For this first recipe, I’ve made a relatively small batch of peach cardamom jam. This is made without added pectin and requires constant stirring and a bit of bravery at the end of cooking for it to thicken sufficiently. Use a wide pot, turn the heat down a little, and trust your judgment. I have no doubt you can do it.
I use ground cardamom for this preserve and I love both the intense flavor and speckled appearance that it gives the finished jam. You could also try using lightly crushed whole cardamom pods, but take care to count how many you put in so that you can pull them out when the jam is finished (I imagine 5 or 6 pods should do it).

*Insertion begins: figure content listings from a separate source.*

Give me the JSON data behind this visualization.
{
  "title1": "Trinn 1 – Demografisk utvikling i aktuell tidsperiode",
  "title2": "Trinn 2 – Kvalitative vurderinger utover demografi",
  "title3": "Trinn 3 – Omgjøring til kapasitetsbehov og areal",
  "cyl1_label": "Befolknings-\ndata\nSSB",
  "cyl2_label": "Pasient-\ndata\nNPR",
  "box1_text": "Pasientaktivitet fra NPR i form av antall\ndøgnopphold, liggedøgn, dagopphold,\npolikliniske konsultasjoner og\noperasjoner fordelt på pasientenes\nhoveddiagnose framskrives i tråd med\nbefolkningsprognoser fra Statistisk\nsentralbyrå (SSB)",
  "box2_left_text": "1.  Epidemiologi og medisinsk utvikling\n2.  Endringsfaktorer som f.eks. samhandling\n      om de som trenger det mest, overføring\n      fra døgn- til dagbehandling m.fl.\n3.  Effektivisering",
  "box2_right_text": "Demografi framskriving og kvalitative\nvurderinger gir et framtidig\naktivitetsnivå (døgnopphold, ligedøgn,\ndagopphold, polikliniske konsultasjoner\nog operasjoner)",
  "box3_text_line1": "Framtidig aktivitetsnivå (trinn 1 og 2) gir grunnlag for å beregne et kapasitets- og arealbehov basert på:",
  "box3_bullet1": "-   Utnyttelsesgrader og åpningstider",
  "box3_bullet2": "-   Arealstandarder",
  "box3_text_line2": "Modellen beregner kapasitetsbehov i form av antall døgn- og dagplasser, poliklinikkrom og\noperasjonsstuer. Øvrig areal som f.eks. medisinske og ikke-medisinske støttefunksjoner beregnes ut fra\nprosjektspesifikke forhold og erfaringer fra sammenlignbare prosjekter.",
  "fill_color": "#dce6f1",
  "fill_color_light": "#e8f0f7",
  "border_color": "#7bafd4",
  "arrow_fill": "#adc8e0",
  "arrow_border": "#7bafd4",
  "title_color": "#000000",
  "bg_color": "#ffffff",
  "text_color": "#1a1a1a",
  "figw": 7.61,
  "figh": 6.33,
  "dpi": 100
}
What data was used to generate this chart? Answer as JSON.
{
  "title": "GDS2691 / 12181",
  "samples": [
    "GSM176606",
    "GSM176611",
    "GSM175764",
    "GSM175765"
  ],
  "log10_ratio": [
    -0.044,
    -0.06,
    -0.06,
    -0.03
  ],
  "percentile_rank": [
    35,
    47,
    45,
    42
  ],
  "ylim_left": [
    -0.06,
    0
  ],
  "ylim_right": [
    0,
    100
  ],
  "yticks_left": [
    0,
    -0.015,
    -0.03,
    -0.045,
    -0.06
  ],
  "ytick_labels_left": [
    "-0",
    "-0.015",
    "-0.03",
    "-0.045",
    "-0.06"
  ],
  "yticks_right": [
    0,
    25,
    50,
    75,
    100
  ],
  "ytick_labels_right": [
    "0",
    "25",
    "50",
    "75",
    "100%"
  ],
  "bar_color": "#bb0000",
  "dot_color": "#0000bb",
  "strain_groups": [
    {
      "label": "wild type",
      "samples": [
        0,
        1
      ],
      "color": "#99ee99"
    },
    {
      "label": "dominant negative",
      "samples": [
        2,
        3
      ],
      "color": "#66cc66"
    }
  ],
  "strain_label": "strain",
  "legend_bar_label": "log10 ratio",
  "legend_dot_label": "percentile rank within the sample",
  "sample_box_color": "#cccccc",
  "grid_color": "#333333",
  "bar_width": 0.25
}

If you want to see what some of the other Canbassadors have done this year, make sure to follow the Washington State Stone Fruit Growers and Northwest Cherries folks on social media, as they’ve been sharing the posts. Here’s where you can find them.
Peach Cardamom Jam
- 3 pounds peaches pitted, peeled, and diced
- 2 cups granulated sugar
- 1 teaspoon ground cardamom
- 1 lemon juiced
- Prepare a canning pot and four half pint jars.
- Combine the prepped peaches, sugar, cardamom and lemon juice in a low, wide, non-reactive pot and stir to combine.
- Once the sugar has started to dissolve and there's some liquid in the pot, place it on the stove over high heat and bring to a boil. Reduce the heat to medium-high and cook, stirring regularly for 15-20 minutes, until the total volume in the pot has reduced by at least one-third and the jam looks quite thick.
- As the jam cooks, use a potato masher to help break down the peaches.
- Funnel the jam into the prepared jars, leaving 1/2 inch headspace.
- Wipe the rims, apply the lids and rings, and process in a boiling water bath canner for 10 minutes.
- When the time is up, remove the jars and set them on a folded kitchen towel to cool.
- Once the jars have cooled enough that you can comfortably handle them, check the seals. Sealed jars can be stored at room temperature for up to a year. Any unsealed jars should be refrigerated and used promptly.